Israel mengerahkan pasukan darat di Gaza
Israel memperingatkan penduduk di bagian utara Jalur Gaza untuk mengevakuasi rumah mereka sebelum mengerahkan pasukan darat ke sana untuk pertama kalinya pada Minggu pagi sebagai bagian dari peningkatan serangan yang telah menewaskan lebih dari 160 warga Palestina.
Baik Israel maupun militan Palestina tidak menunjukkan tanda-tanda menyetujui gencatan senjata untuk mengakhiri konflik yang telah berlangsung selama berminggu-minggu, meskipun ada seruan dari Dewan Keamanan PBB dan negara lain untuk meletakkan senjata mereka.

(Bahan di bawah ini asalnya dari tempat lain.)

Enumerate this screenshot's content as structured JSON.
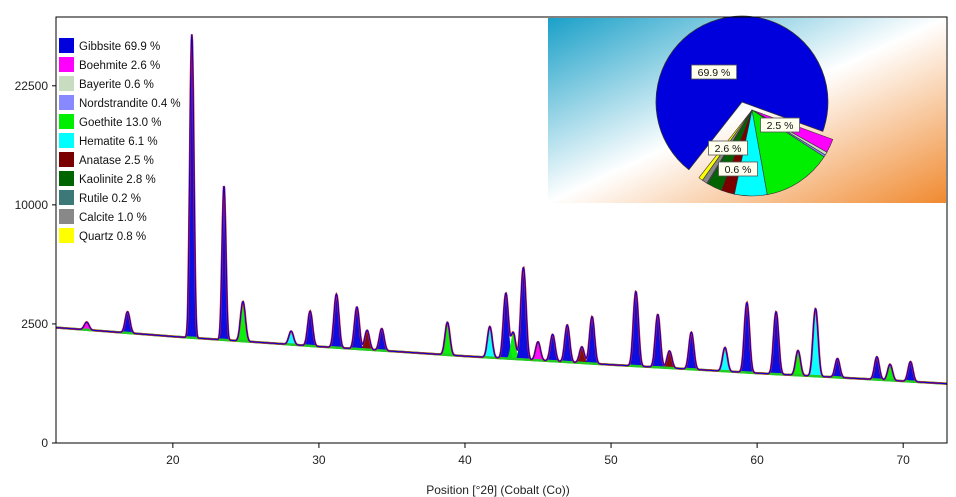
{
  "chart_data": {
    "type": "line",
    "title": "",
    "xlabel": "Position [°2θ] (Cobalt (Co))",
    "ylabel": "",
    "xlim": [
      12,
      73
    ],
    "y_ticks": [
      0,
      2500,
      10000,
      22500
    ],
    "y_tick_labels": [
      "0",
      "2500",
      "10000",
      "22500"
    ],
    "x_ticks": [
      20,
      30,
      40,
      50,
      60,
      70
    ],
    "x_tick_labels": [
      "20",
      "30",
      "40",
      "50",
      "60",
      "70"
    ],
    "y_scale": "sqrt",
    "ylim": [
      0,
      32000
    ],
    "grid": false,
    "legend_position": "top-left",
    "background": {
      "x": [
        12,
        20,
        30,
        40,
        50,
        60,
        73
      ],
      "y": [
        2350,
        2000,
        1640,
        1330,
        1080,
        860,
        620
      ]
    },
    "observed_trace_color": "#e02020",
    "calculated_trace_color": "#0000dd",
    "peaks": [
      {
        "pos": 14.1,
        "height": 320,
        "phase": "Boehmite"
      },
      {
        "pos": 16.9,
        "height": 900,
        "phase": "Gibbsite"
      },
      {
        "pos": 21.3,
        "height": 27500,
        "phase": "Gibbsite"
      },
      {
        "pos": 23.5,
        "height": 9800,
        "phase": "Gibbsite"
      },
      {
        "pos": 24.8,
        "height": 1700,
        "phase": "Goethite"
      },
      {
        "pos": 28.1,
        "height": 500,
        "phase": "Hematite"
      },
      {
        "pos": 29.4,
        "height": 1400,
        "phase": "Gibbsite"
      },
      {
        "pos": 31.2,
        "height": 2300,
        "phase": "Gibbsite"
      },
      {
        "pos": 32.6,
        "height": 1700,
        "phase": "Gibbsite"
      },
      {
        "pos": 33.3,
        "height": 700,
        "phase": "Anatase"
      },
      {
        "pos": 34.3,
        "height": 800,
        "phase": "Gibbsite"
      },
      {
        "pos": 38.8,
        "height": 1200,
        "phase": "Goethite"
      },
      {
        "pos": 41.7,
        "height": 1100,
        "phase": "Hematite"
      },
      {
        "pos": 42.8,
        "height": 2700,
        "phase": "Gibbsite"
      },
      {
        "pos": 43.3,
        "height": 900,
        "phase": "Goethite"
      },
      {
        "pos": 44.0,
        "height": 4200,
        "phase": "Gibbsite"
      },
      {
        "pos": 45.0,
        "height": 600,
        "phase": "Boehmite"
      },
      {
        "pos": 46.0,
        "height": 900,
        "phase": "Gibbsite"
      },
      {
        "pos": 47.0,
        "height": 1300,
        "phase": "Gibbsite"
      },
      {
        "pos": 48.0,
        "height": 500,
        "phase": "Anatase"
      },
      {
        "pos": 48.7,
        "height": 1700,
        "phase": "Gibbsite"
      },
      {
        "pos": 51.7,
        "height": 3000,
        "phase": "Gibbsite"
      },
      {
        "pos": 53.2,
        "height": 1900,
        "phase": "Gibbsite"
      },
      {
        "pos": 54.0,
        "height": 500,
        "phase": "Anatase"
      },
      {
        "pos": 55.5,
        "height": 1200,
        "phase": "Gibbsite"
      },
      {
        "pos": 57.8,
        "height": 700,
        "phase": "Hematite"
      },
      {
        "pos": 59.3,
        "height": 2600,
        "phase": "Gibbsite"
      },
      {
        "pos": 61.3,
        "height": 2200,
        "phase": "Gibbsite"
      },
      {
        "pos": 62.8,
        "height": 700,
        "phase": "Goethite"
      },
      {
        "pos": 64.0,
        "height": 2400,
        "phase": "Hematite"
      },
      {
        "pos": 65.5,
        "height": 500,
        "phase": "Gibbsite"
      },
      {
        "pos": 68.2,
        "height": 600,
        "phase": "Gibbsite"
      },
      {
        "pos": 69.1,
        "height": 400,
        "phase": "Goethite"
      },
      {
        "pos": 70.5,
        "height": 500,
        "phase": "Gibbsite"
      }
    ],
    "legend": [
      {
        "label": "Gibbsite 69.9 %",
        "color": "#0000dd"
      },
      {
        "label": "Boehmite 2.6 %",
        "color": "#ff00ff"
      },
      {
        "label": "Bayerite 0.6 %",
        "color": "#c8dcc0"
      },
      {
        "label": "Nordstrandite 0.4 %",
        "color": "#8888ff"
      },
      {
        "label": "Goethite 13.0 %",
        "color": "#00ee00"
      },
      {
        "label": "Hematite 6.1 %",
        "color": "#00ffff"
      },
      {
        "label": "Anatase 2.5 %",
        "color": "#7a0000"
      },
      {
        "label": "Kaolinite 2.8 %",
        "color": "#006400"
      },
      {
        "label": "Rutile 0.2 %",
        "color": "#3c7878"
      },
      {
        "label": "Calcite 1.0 %",
        "color": "#888888"
      },
      {
        "label": "Quartz 0.8 %",
        "color": "#ffff00"
      }
    ],
    "pie": {
      "type": "pie",
      "slices": [
        {
          "name": "Gibbsite",
          "value": 69.9,
          "color": "#0000dd",
          "exploded": false,
          "label": "69.9 %"
        },
        {
          "name": "Boehmite",
          "value": 2.6,
          "color": "#ff00ff",
          "exploded": true,
          "label": "2.6 %"
        },
        {
          "name": "Bayerite",
          "value": 0.6,
          "color": "#c8dcc0",
          "exploded": true,
          "label": "0.6 %"
        },
        {
          "name": "Nordstrandite",
          "value": 0.4,
          "color": "#8888ff",
          "exploded": true,
          "label": ""
        },
        {
          "name": "Goethite",
          "value": 13.0,
          "color": "#00ee00",
          "exploded": true,
          "label": ""
        },
        {
          "name": "Hematite",
          "value": 6.1,
          "color": "#00ffff",
          "exploded": true,
          "label": ""
        },
        {
          "name": "Anatase",
          "value": 2.5,
          "color": "#7a0000",
          "exploded": true,
          "label": "2.5 %"
        },
        {
          "name": "Kaolinite",
          "value": 2.8,
          "color": "#006400",
          "exploded": true,
          "label": ""
        },
        {
          "name": "Rutile",
          "value": 0.2,
          "color": "#3c7878",
          "exploded": true,
          "label": ""
        },
        {
          "name": "Calcite",
          "value": 1.0,
          "color": "#888888",
          "exploded": true,
          "label": ""
        },
        {
          "name": "Quartz",
          "value": 0.8,
          "color": "#ffff00",
          "exploded": true,
          "label": ""
        }
      ],
      "inset_gradient": [
        "#1aa0c8",
        "#ffffff",
        "#f08a30"
      ]
    }
  }
}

Ketika Israel mengerahkan tank dan tentaranya di perbatasan Gaza, beberapa orang khawatir bahwa ancaman terbaru Israel dapat menandakan serangan darat yang lebih besar yang akan mengakibatkan lebih banyak korban jiwa dibandingkan 166 kematian warga Palestina yang sudah tercatat.
“Semua pasukan darat kami siap,” kata seorang pejabat senior militer Israel pada hari Minggu. “Kami telah berlatih untuk hal ini. Kami akan mengeksploitasi kemampuan kami setelah keputusan dibuat untuk melakukannya.”

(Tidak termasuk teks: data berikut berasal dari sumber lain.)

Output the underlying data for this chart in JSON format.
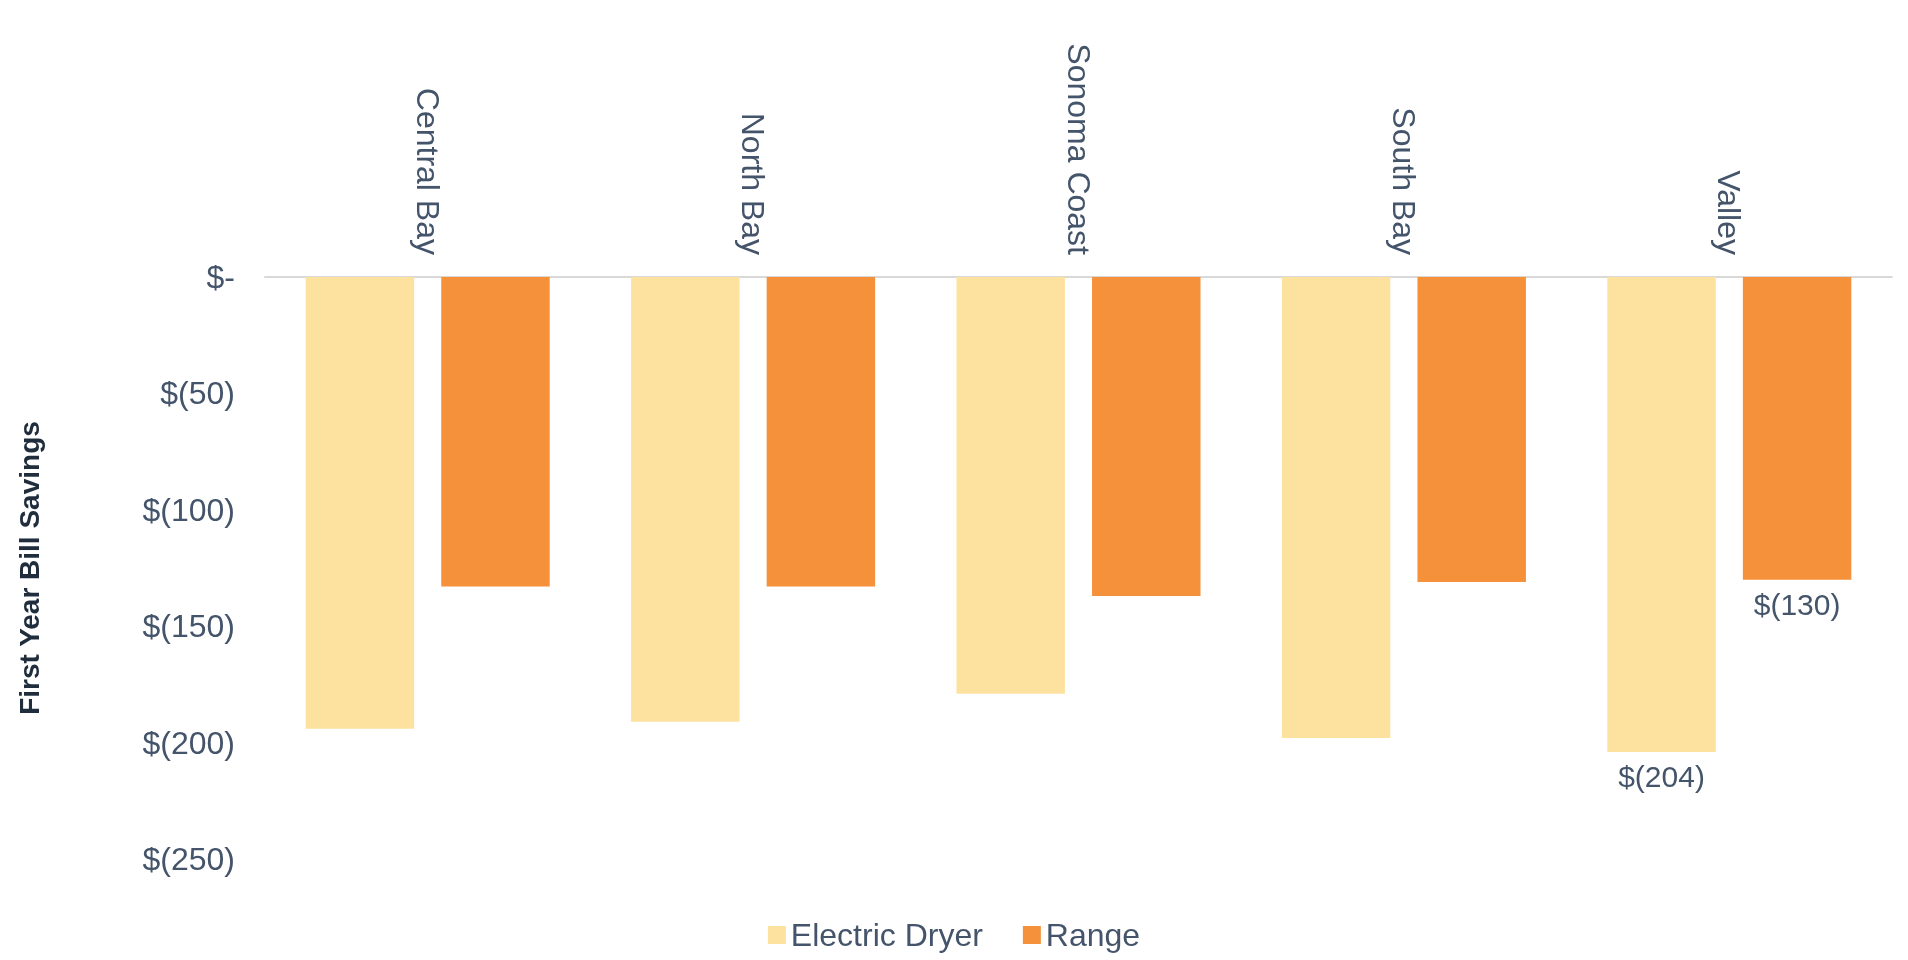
{
  "chart_data": {
    "type": "bar",
    "ylabel": "First Year Bill Savings",
    "categories": [
      "Central Bay",
      "North Bay",
      "Sonoma Coast",
      "South Bay",
      "Valley"
    ],
    "series": [
      {
        "name": "Electric Dryer",
        "color": "#fde29f",
        "values": [
          -194,
          -191,
          -179,
          -198,
          -204
        ],
        "value_labels": [
          null,
          null,
          null,
          null,
          "$(204)"
        ]
      },
      {
        "name": "Range",
        "color": "#f5903b",
        "values": [
          -133,
          -133,
          -137,
          -131,
          -130
        ],
        "value_labels": [
          null,
          null,
          null,
          null,
          "$(130)"
        ]
      }
    ],
    "ylim": [
      -250,
      0
    ],
    "yticks": [
      {
        "value": -250,
        "label": "$(250)"
      },
      {
        "value": -200,
        "label": "$(200)"
      },
      {
        "value": -150,
        "label": "$(150)"
      },
      {
        "value": -100,
        "label": "$(100)"
      },
      {
        "value": -50,
        "label": "$(50)"
      },
      {
        "value": 0,
        "label": "$-"
      }
    ],
    "grid": false,
    "legend": "bottom"
  }
}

Minggu pagi, pasukan komando angkatan laut Israel melancarkan serangan singkat di Gaza utara untuk menghancurkan apa yang digambarkan tentara sebagai tempat peluncuran roket, sebuah operasi yang dikatakan melukai ringan empat tentaranya.

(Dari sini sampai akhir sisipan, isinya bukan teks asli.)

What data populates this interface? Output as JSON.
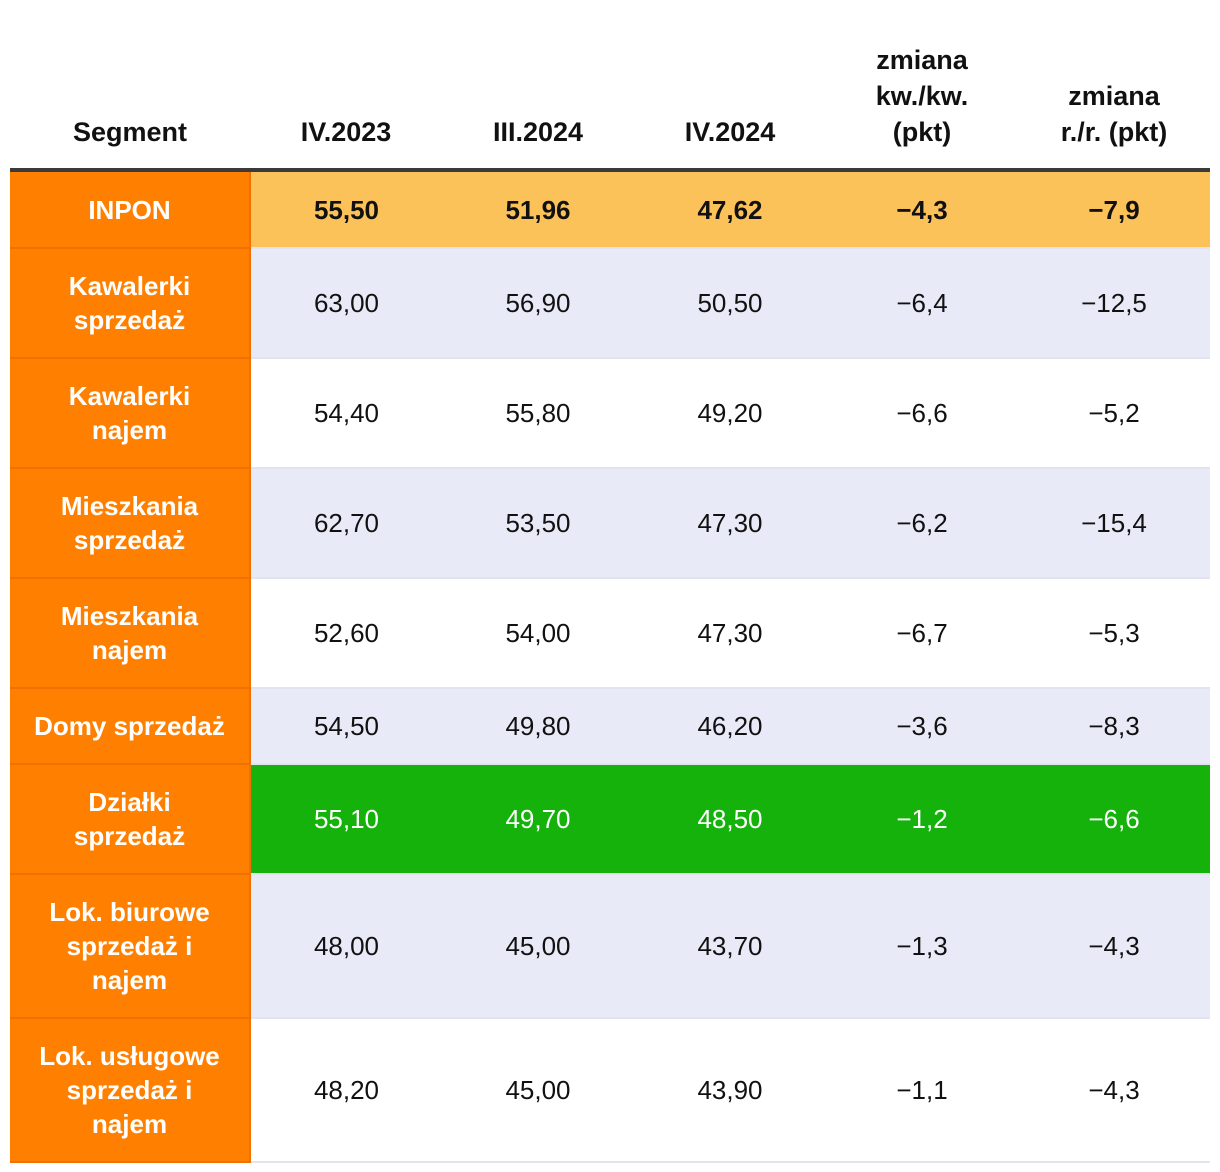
{
  "chart_data": {
    "type": "table",
    "columns": [
      "Segment",
      "IV.2023",
      "III.2024",
      "IV.2024",
      "zmiana kw./kw. (pkt)",
      "zmiana r./r. (pkt)"
    ],
    "header_lines": [
      [
        "Segment"
      ],
      [
        "IV.2023"
      ],
      [
        "III.2024"
      ],
      [
        "IV.2024"
      ],
      [
        "zmiana",
        "kw./kw.",
        "(pkt)"
      ],
      [
        "zmiana",
        "r./r. (pkt)"
      ]
    ],
    "rows": [
      {
        "segment": [
          "INPON"
        ],
        "values": [
          "55,50",
          "51,96",
          "47,62",
          "−4,3",
          "−7,9"
        ],
        "style": "inpon"
      },
      {
        "segment": [
          "Kawalerki",
          "sprzedaż"
        ],
        "values": [
          "63,00",
          "56,90",
          "50,50",
          "−6,4",
          "−12,5"
        ],
        "style": "alt"
      },
      {
        "segment": [
          "Kawalerki",
          "najem"
        ],
        "values": [
          "54,40",
          "55,80",
          "49,20",
          "−6,6",
          "−5,2"
        ],
        "style": "white"
      },
      {
        "segment": [
          "Mieszkania",
          "sprzedaż"
        ],
        "values": [
          "62,70",
          "53,50",
          "47,30",
          "−6,2",
          "−15,4"
        ],
        "style": "alt"
      },
      {
        "segment": [
          "Mieszkania",
          "najem"
        ],
        "values": [
          "52,60",
          "54,00",
          "47,30",
          "−6,7",
          "−5,3"
        ],
        "style": "white"
      },
      {
        "segment": [
          "Domy sprzedaż"
        ],
        "values": [
          "54,50",
          "49,80",
          "46,20",
          "−3,6",
          "−8,3"
        ],
        "style": "alt"
      },
      {
        "segment": [
          "Działki",
          "sprzedaż"
        ],
        "values": [
          "55,10",
          "49,70",
          "48,50",
          "−1,2",
          "−6,6"
        ],
        "style": "green"
      },
      {
        "segment": [
          "Lok. biurowe",
          "sprzedaż i",
          "najem"
        ],
        "values": [
          "48,00",
          "45,00",
          "43,70",
          "−1,3",
          "−4,3"
        ],
        "style": "alt"
      },
      {
        "segment": [
          "Lok. usługowe",
          "sprzedaż i",
          "najem"
        ],
        "values": [
          "48,20",
          "45,00",
          "43,90",
          "−1,1",
          "−4,3"
        ],
        "style": "white"
      }
    ]
  },
  "colors": {
    "segment_bg": "#ff8000",
    "inpon_row": "#fcc25a",
    "alt_row": "#e9eaf7",
    "highlight_row": "#14b20a",
    "header_rule": "#3a3a3a"
  }
}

Angkatan udara Israel kemudian menyebarkan selebaran yang memperingatkan warga untuk mengungsi dari rumah mereka menjelang apa yang digambarkan oleh juru bicara militer Israel sebagai kampanye “pendek dan sementara” terhadap Gaza utara yang akan dimulai sekitar pukul 12:00 (0900 GMT). Daerah ini adalah rumah bagi setidaknya 100.000 orang.
Tidak jelas apakah kemungkinan serangan tersebut akan terbatas pada serangan udara intensif atau apakah serangan tersebut dapat mencakup serangan darat yang signifikan – sesuatu yang sejauh ini enggan dilakukan oleh Israel.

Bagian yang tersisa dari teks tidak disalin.